{An evening with Chef Eric Ripert}

Happy Thursday everyone! Here is a recap of Tuesday night’s happenings…

Me and the boy headed over to the Jack Singer Concert Hall at about 6:40pm. We started our night by sampling various wines from around the world (sponsored by Willow Park Wines and Spirits). My favourites included a Pierre Sparr Pinot Gris Reserve (Alsace Region) – full-bodied white wine with fruit notes and the Maison Champy Chardonnay (Loire Valley Region) – a dry and aromatic wine which was lovely with a wedge of creamy camembert.

Springbank Cheese Co. had set up a station where they were serving up tastings of various types of cheeses for us to nibble on whilst we enjoyed our vino. I loved the Blackburn and the 8 yr old white chedder the best (both firm and stronger flavoured aged cheeses).

At 7:30pm, we all took our seats. We sat right in the front row to the right of the stage in the mezzanine (the perfect view!).

John Gilchrist, a local restaurant reviewer introduced the famed chef with a brief story about how he had met Eric in the Cayman islands 2 weeks ago. He also mentioned how he took Ripert to two of the top rated restaurants in Calgary to give him a taste of what our city has to offer. They went to Rouge for dinner the night before and Charcut for lunch the next day, both of which Ripert enjoyed (he even tweeted about it!)

When Chef Ripert took the stage, he gave an hour-long lecture about how he started his career in the culinary arts at the young age of 15 to his future plans for Le Bernardin and everything in between.

He discussed his “terror” years working under the infamous Joel Robuchon where he learned his military-like discipline to the opposite side of the spectrum where he worked as sous chef under Jean Louis Palladin, where he was encouraged express creativity in his dishes.

By the time he was 29, he was awarded a four-star rating from the New York Times, then in 2006, he received the coveted 3 Michelin star rating for his culinary excellence at Le Bernardin.

Ripert also explained the lengthy process that goes into creating his menu (one item took 20 years for him to perfect!), and the importance of keeping his employees happy as a key to the success of his restaurant.

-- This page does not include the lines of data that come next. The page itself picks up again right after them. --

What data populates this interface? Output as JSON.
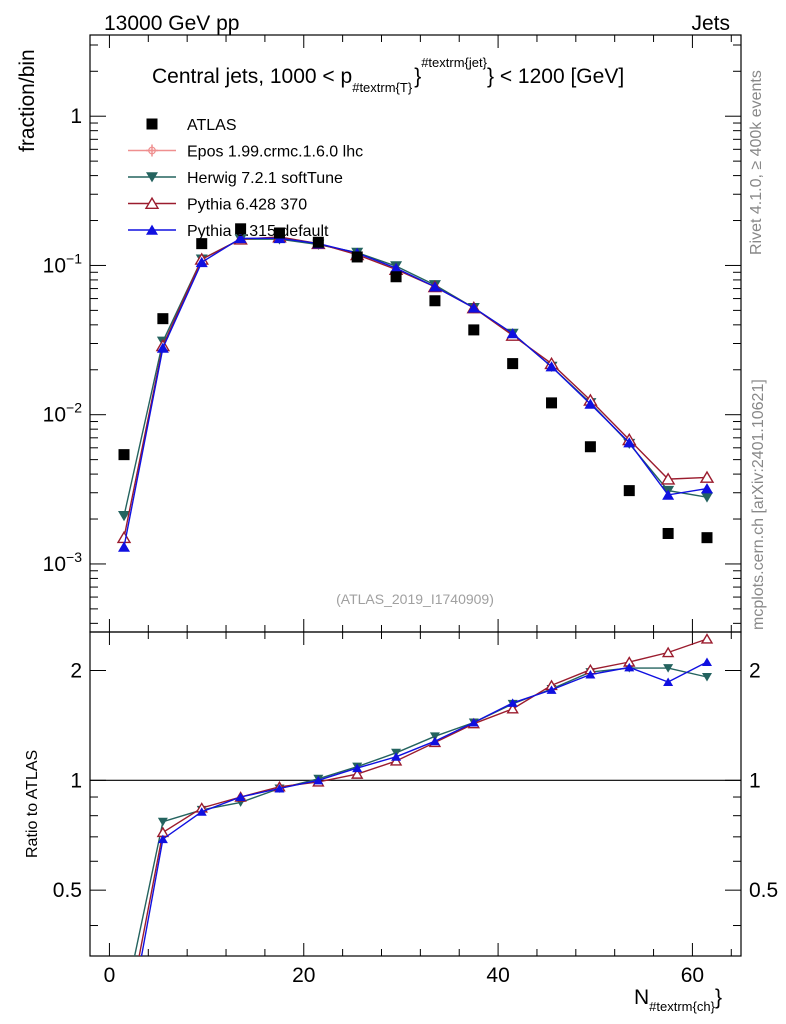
{
  "header": {
    "left": "13000 GeV pp",
    "right": "Jets"
  },
  "side_labels": {
    "rivet": "Rivet 4.1.0, ≥ 400k events",
    "mcplots": "mcplots.cern.ch [arXiv:2401.10621]"
  },
  "watermark": "(ATLAS_2019_I1740909)",
  "chart_data": {
    "type": "scatter",
    "title_parts": {
      "a": "Central jets, 1000 < p",
      "sub": "#textrm{T}",
      "sup": "#textrm{jet}",
      "b": "} < 1200 [GeV]"
    },
    "xlabel_parts": {
      "main": "N",
      "sub": "#textrm{ch}",
      "close": "}"
    },
    "ylabel_main": "fraction/bin",
    "ylabel_ratio": "Ratio to ATLAS",
    "xlim": [
      -2,
      65
    ],
    "ylim_main": [
      0.00035,
      3.5
    ],
    "ylim_ratio": [
      0.33,
      2.55
    ],
    "x_ticks": [
      0,
      20,
      40,
      60
    ],
    "y_ticks_main": [
      {
        "value": 1,
        "base": "1",
        "exp": ""
      },
      {
        "value": 0.1,
        "base": "10",
        "exp": "−1"
      },
      {
        "value": 0.01,
        "base": "10",
        "exp": "−2"
      },
      {
        "value": 0.001,
        "base": "10",
        "exp": "−3"
      }
    ],
    "y_ticks_ratio": [
      {
        "value": 0.5,
        "label": "0.5"
      },
      {
        "value": 1,
        "label": "1"
      },
      {
        "value": 2,
        "label": "2"
      }
    ],
    "x": [
      1.5,
      5.5,
      9.5,
      13.5,
      17.5,
      21.5,
      25.5,
      29.5,
      33.5,
      37.5,
      41.5,
      45.5,
      49.5,
      53.5,
      57.5,
      61.5
    ],
    "data": {
      "name": "ATLAS",
      "values": [
        0.0054,
        0.044,
        0.14,
        0.176,
        0.165,
        0.143,
        0.114,
        0.084,
        0.058,
        0.037,
        0.022,
        0.012,
        0.0061,
        0.0031,
        0.0016,
        0.0015
      ]
    },
    "series": [
      {
        "name": "Epos 1.99.crmc.1.6.0 lhc",
        "color": "#ef8f8f",
        "marker": "cross",
        "values": [],
        "ratio": []
      },
      {
        "name": "Herwig 7.2.1 softTune",
        "color": "#24635f",
        "marker": "triangle-down",
        "values": [
          0.0021,
          0.031,
          0.11,
          0.15,
          0.15,
          0.138,
          0.122,
          0.099,
          0.074,
          0.052,
          0.035,
          0.021,
          0.012,
          0.0064,
          0.0031,
          0.0028
        ],
        "ratio": [
          0.24,
          0.77,
          0.83,
          0.87,
          0.95,
          1.01,
          1.09,
          1.19,
          1.32,
          1.44,
          1.62,
          1.78,
          1.98,
          2.03,
          2.03,
          1.92
        ]
      },
      {
        "name": "Pythia 6.428 370",
        "color": "#9b1c2e",
        "marker": "triangle-up-open",
        "values": [
          0.0015,
          0.029,
          0.11,
          0.15,
          0.155,
          0.14,
          0.118,
          0.094,
          0.072,
          0.052,
          0.034,
          0.022,
          0.0125,
          0.0068,
          0.0037,
          0.0038
        ],
        "ratio": [
          0.2,
          0.72,
          0.84,
          0.9,
          0.96,
          0.99,
          1.04,
          1.13,
          1.27,
          1.43,
          1.57,
          1.82,
          2.01,
          2.11,
          2.24,
          2.44
        ]
      },
      {
        "name": "Pythia 8.315 default",
        "color": "#1010e0",
        "marker": "triangle-up",
        "values": [
          0.0013,
          0.028,
          0.105,
          0.152,
          0.152,
          0.14,
          0.121,
          0.096,
          0.072,
          0.052,
          0.035,
          0.021,
          0.0118,
          0.0065,
          0.0029,
          0.0032
        ],
        "ratio": [
          0.18,
          0.69,
          0.82,
          0.9,
          0.95,
          1.0,
          1.08,
          1.16,
          1.28,
          1.44,
          1.63,
          1.77,
          1.95,
          2.04,
          1.86,
          2.11
        ]
      }
    ]
  }
}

The part that really interested me was his future plans on making Le Bernardin completely sustainable within the next couple years. He is a firm believer in using the highest quality organic produce whenever possible in his dishes while making sure we do not deplete our natural resources.

He is also chair of City Harvest’s Food Council, which organizes trucks to collect any leftover unused ingredients from restaurants around NYC to help feed the homeless.

Overall, this was an AMAZING evening. After the Q&A session, we made our way upstairs to a private area for the book signing while enjoying more vino and tasty apps provided by the Cookbook Cooks Co.

I was so nervous when I finally met Chef Ripert, but I managed to utter how impressed we were with our dining experience at Le Bernardin on our NYC trip a couple of years ago. Can you tell how happy I am in the picture? I don’t think I could smile any bigger! haha

This will go next to my Michael Smith signed cookbook on the ol’ shelf 🙂 If you haven’t got this one in your collection, I encourage you to check it out. Avec Eric is beautifully laid out and filled with recipes inspired by his travels around the world.

*Fun fact: One audience member asked Chef Ripert “What would your last meal be?” Answer: Shaved black truffles on toast with a drizzle of good olive oil and a nice bottle of Bordeaux.

Comments
4 Responses to “{An evening with Chef Eric Ripert}”
  1. Tatiana says:

    Lucky duck… sigh. I’ve never been to NY, nor one of his restaurants, so of course I’m dying to go.